I understand the frustration of many Americans who think the government is being tougher on the auto industry than it was on the banks. I sincerely feel for the Midwest states, especially Michigan, that have seen massive job losses related to the failing auto industry, and who would be devastated by the industry's collapse. But the bottom line is that the automakers have failed to make decisions over the last 30 years that have allowed them to stay relevant in the marketplace. And now the companies are coming to the American people for a handout. As President Obama said back in November, shortly after he was elected, assistance to the automakers has to be a "bridge loan to somewhere as opposed to a bridge loan to nowhere." And that somewhere is for the companies to be leaders of a new era of green vehicles.

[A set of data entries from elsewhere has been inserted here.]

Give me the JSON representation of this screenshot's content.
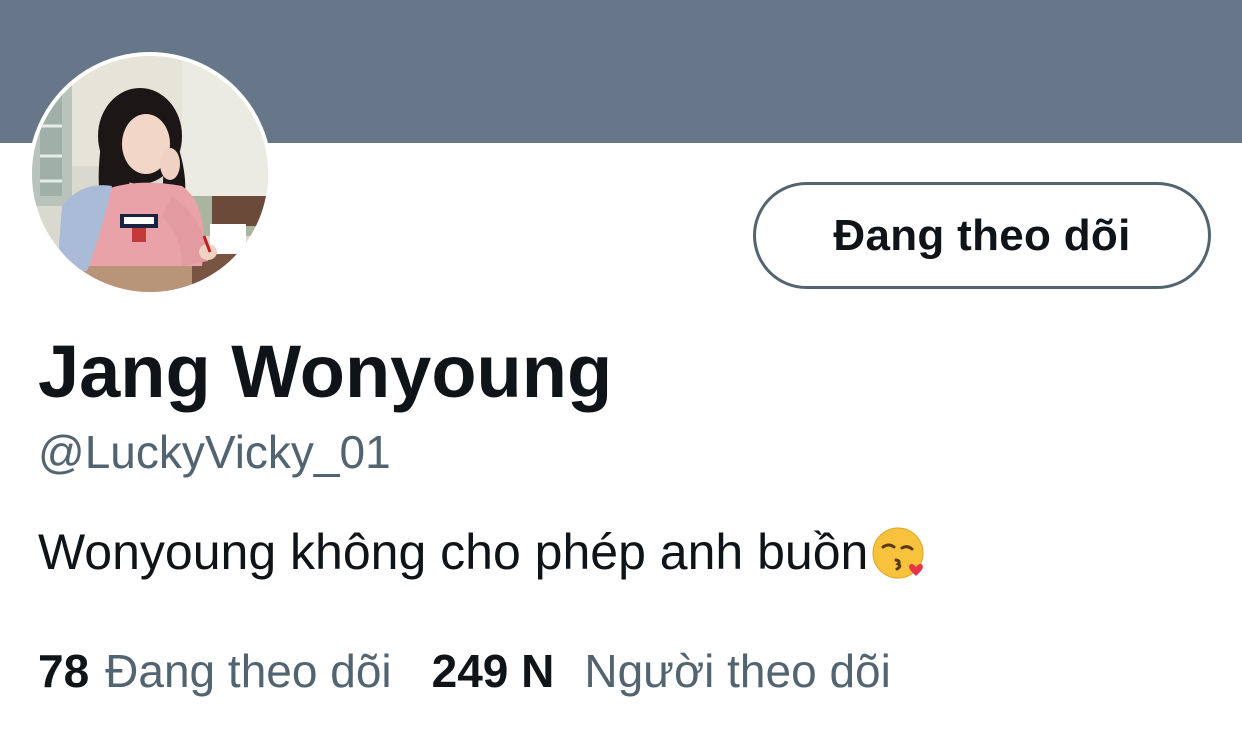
{
  "profile": {
    "display_name": "Jang Wonyoung",
    "handle": "@LuckyVicky_01",
    "bio": "Wonyoung không cho phép anh buồn",
    "bio_emoji": "face-blowing-a-kiss-icon",
    "avatar": "profile-photo"
  },
  "actions": {
    "follow_button_label": "Đang theo dõi"
  },
  "stats": {
    "following_count": "78",
    "following_label": "Đang theo dõi",
    "followers_count": "249 N",
    "followers_label": "Người theo dõi"
  },
  "colors": {
    "banner": "#677789",
    "text_primary": "#0f1419",
    "text_secondary": "#536471",
    "button_border": "#536471"
  }
}
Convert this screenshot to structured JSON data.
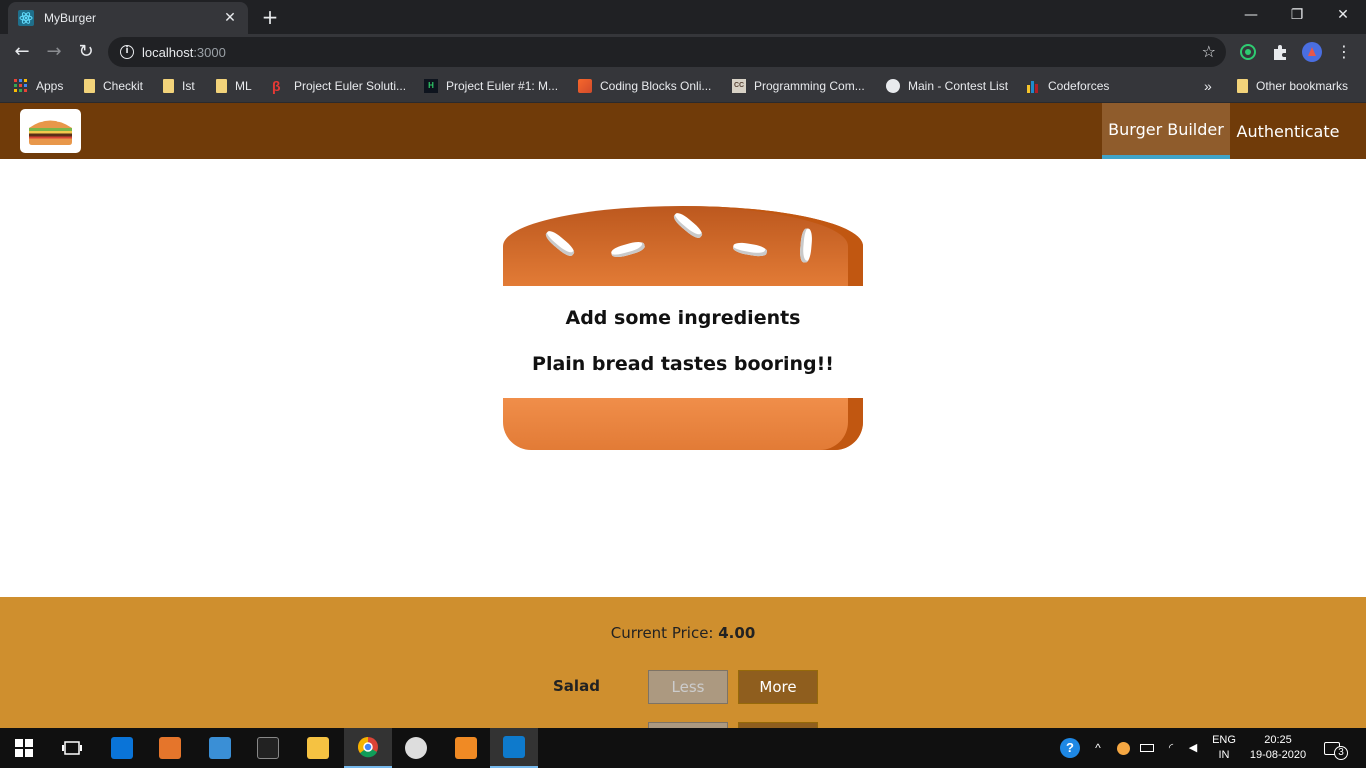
{
  "browser": {
    "tab_title": "MyBurger",
    "tab_close": "✕",
    "new_tab": "+",
    "window_controls": {
      "minimize": "—",
      "restore": "❐",
      "close": "✕"
    },
    "nav": {
      "back": "←",
      "forward": "→",
      "reload": "↻"
    },
    "url_host": "localhost",
    "url_port": ":3000",
    "star": "☆",
    "bookmarks": [
      {
        "label": "Apps",
        "icon": "apps-grid-icon"
      },
      {
        "label": "Checkit",
        "icon": "folder-icon"
      },
      {
        "label": "Ist",
        "icon": "folder-icon"
      },
      {
        "label": "ML",
        "icon": "folder-icon"
      },
      {
        "label": "Project Euler Soluti...",
        "icon": "beta-icon"
      },
      {
        "label": "Project Euler #1: M...",
        "icon": "hackerrank-icon"
      },
      {
        "label": "Coding Blocks Onli...",
        "icon": "coding-blocks-icon"
      },
      {
        "label": "Programming Com...",
        "icon": "codechef-icon"
      },
      {
        "label": "Main - Contest List",
        "icon": "globe-icon"
      },
      {
        "label": "Codeforces",
        "icon": "codeforces-icon"
      }
    ],
    "bookmarks_overflow": "»",
    "other_bookmarks": "Other bookmarks"
  },
  "app": {
    "nav": [
      {
        "label": "Burger Builder",
        "active": true
      },
      {
        "label": "Authenticate",
        "active": false
      }
    ],
    "burger": {
      "message_line1": "Add some ingredients",
      "message_line2": "Plain bread tastes booring!!"
    },
    "controls": {
      "price_label": "Current Price: ",
      "price_value": "4.00",
      "rows": [
        {
          "label": "Salad",
          "less": "Less",
          "more": "More"
        }
      ]
    }
  },
  "taskbar": {
    "lang_top": "ENG",
    "lang_bottom": "IN",
    "time": "20:25",
    "date": "19-08-2020",
    "notifications": "3"
  },
  "colors": {
    "header": "#703b09",
    "controls_bg": "#cf8f2e",
    "active_nav_border": "#40a4c8"
  }
}
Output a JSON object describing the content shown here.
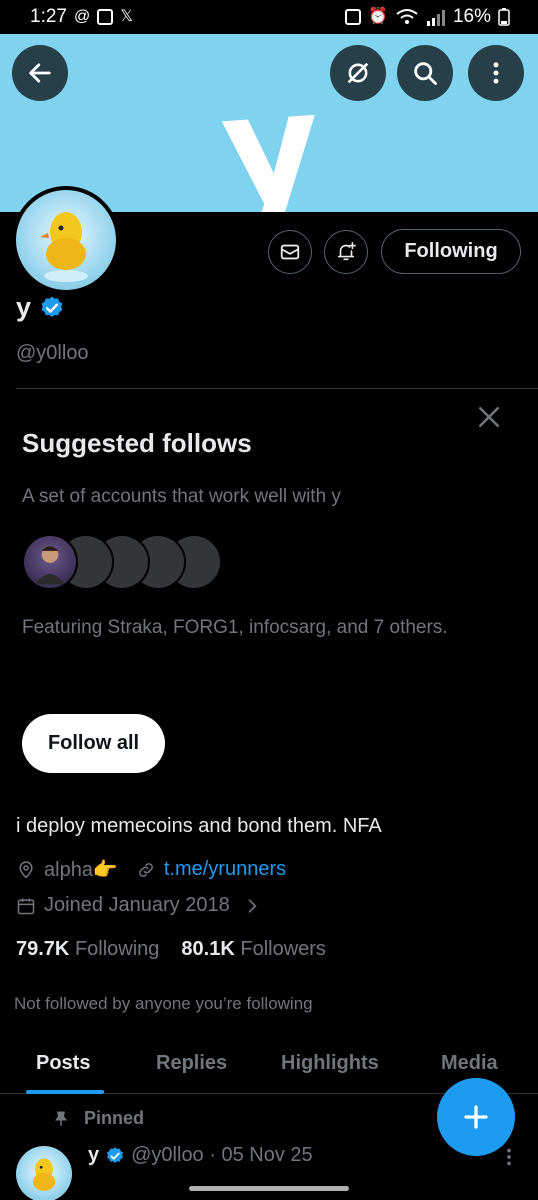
{
  "status_bar": {
    "time": "1:27",
    "battery": "16%"
  },
  "banner": {
    "letter": "y"
  },
  "profile_actions": {
    "following_label": "Following"
  },
  "profile": {
    "display_name": "y",
    "handle": "@y0lloo",
    "bio": "i deploy memecoins and bond them. NFA",
    "location": "alpha👉",
    "link": "t.me/yrunners",
    "joined": "Joined January 2018",
    "following_count": "79.7K",
    "following_label": "Following",
    "followers_count": "80.1K",
    "followers_label": "Followers",
    "not_followed": "Not followed by anyone you’re following"
  },
  "suggested": {
    "title": "Suggested follows",
    "subtitle": "A set of accounts that work well with y",
    "featuring": "Featuring Straka, FORG1, infocsarg, and 7 others.",
    "follow_all_label": "Follow all"
  },
  "tabs": [
    {
      "label": "Posts",
      "active": true
    },
    {
      "label": "Replies",
      "active": false
    },
    {
      "label": "Highlights",
      "active": false
    },
    {
      "label": "Media",
      "active": false
    }
  ],
  "pinned": {
    "label": "Pinned",
    "name": "y",
    "handle_date": "@y0lloo · 05 Nov 25"
  },
  "colors": {
    "accent": "#1d9bf0",
    "banner": "#7fd3ef",
    "background": "#000000"
  }
}
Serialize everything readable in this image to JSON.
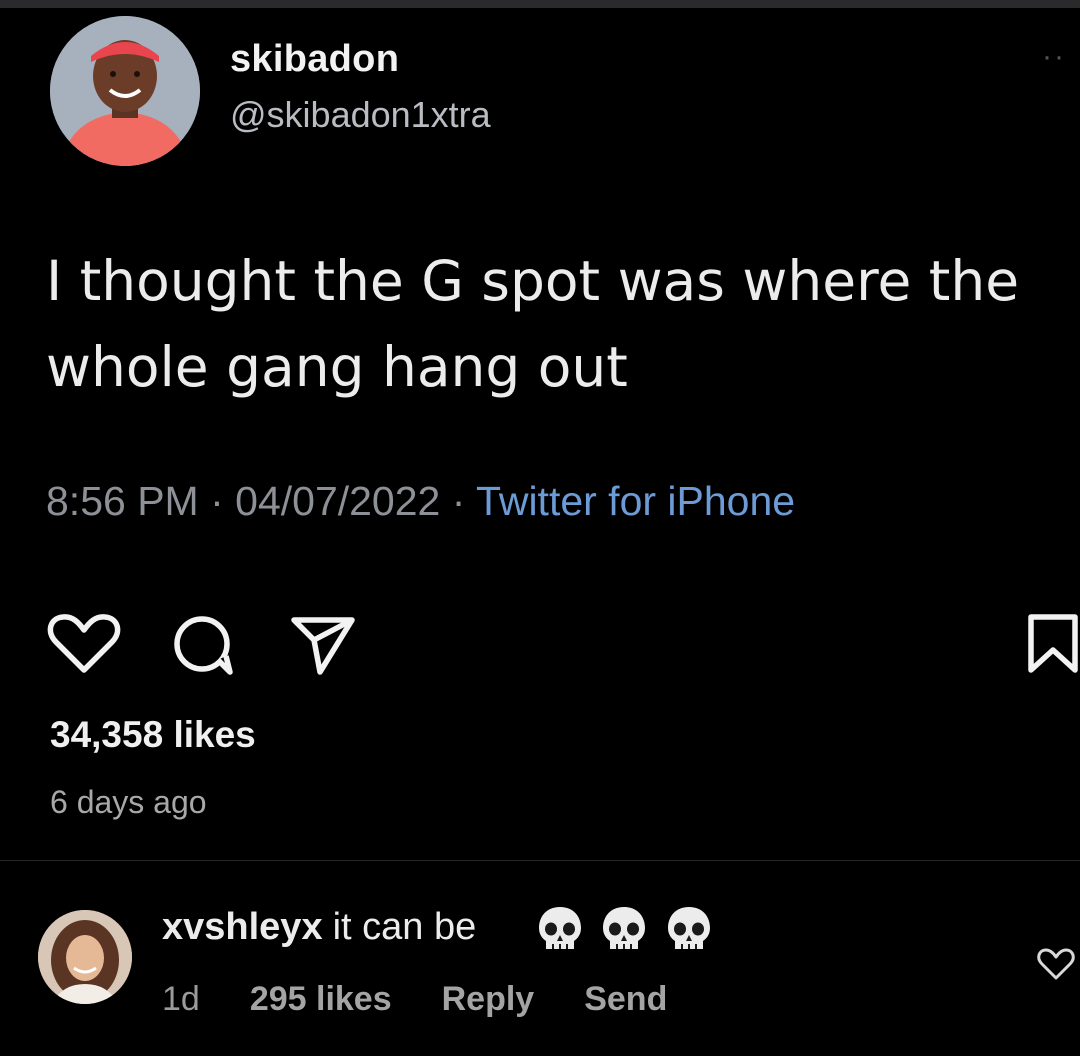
{
  "tweet": {
    "display_name": "skibadon",
    "handle": "@skibadon1xtra",
    "text_line1": "I thought the G spot was where the",
    "text_line2": "whole gang hang out",
    "time": "8:56 PM",
    "date": "04/07/2022",
    "separator": " · ",
    "source": "Twitter for iPhone",
    "more_label": "··"
  },
  "post": {
    "likes": "34,358 likes",
    "time_ago": "6 days ago"
  },
  "comment": {
    "username": "xvshleyx",
    "text": "it can be",
    "emoji": [
      "skull",
      "skull",
      "skull"
    ],
    "age": "1d",
    "likes": "295 likes",
    "reply_label": "Reply",
    "send_label": "Send"
  },
  "colors": {
    "background": "#000000",
    "link_blue": "#6c9bd6",
    "muted": "#8d9096",
    "avatar_shirt": "#f26b63",
    "avatar_bandana": "#e8454f"
  },
  "icons": [
    "heart-icon",
    "comment-icon",
    "share-icon",
    "bookmark-icon",
    "skull-icon",
    "small-heart-icon"
  ]
}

By forcing General Motors and Chrysler to shift focus to a future of fuel-efficient vehicles, all of the concerns can be addressed. The automakers can be saved. They can be profitable, acting as leaders rather than followers in their industry. And a thriving industry means jobs will come back.

The answer to saving the automakers is fuel-efficiency. Think I'm being overly ambitious? Well, tell me that the next time Daniel Glass speeds by you in his vegetable-oil powered Mercedes wagon. The future is now. At least for some forward-thinking Angelenos with diesel engines that run on recycled vegetable oil. It's time for the rest of us to catch up.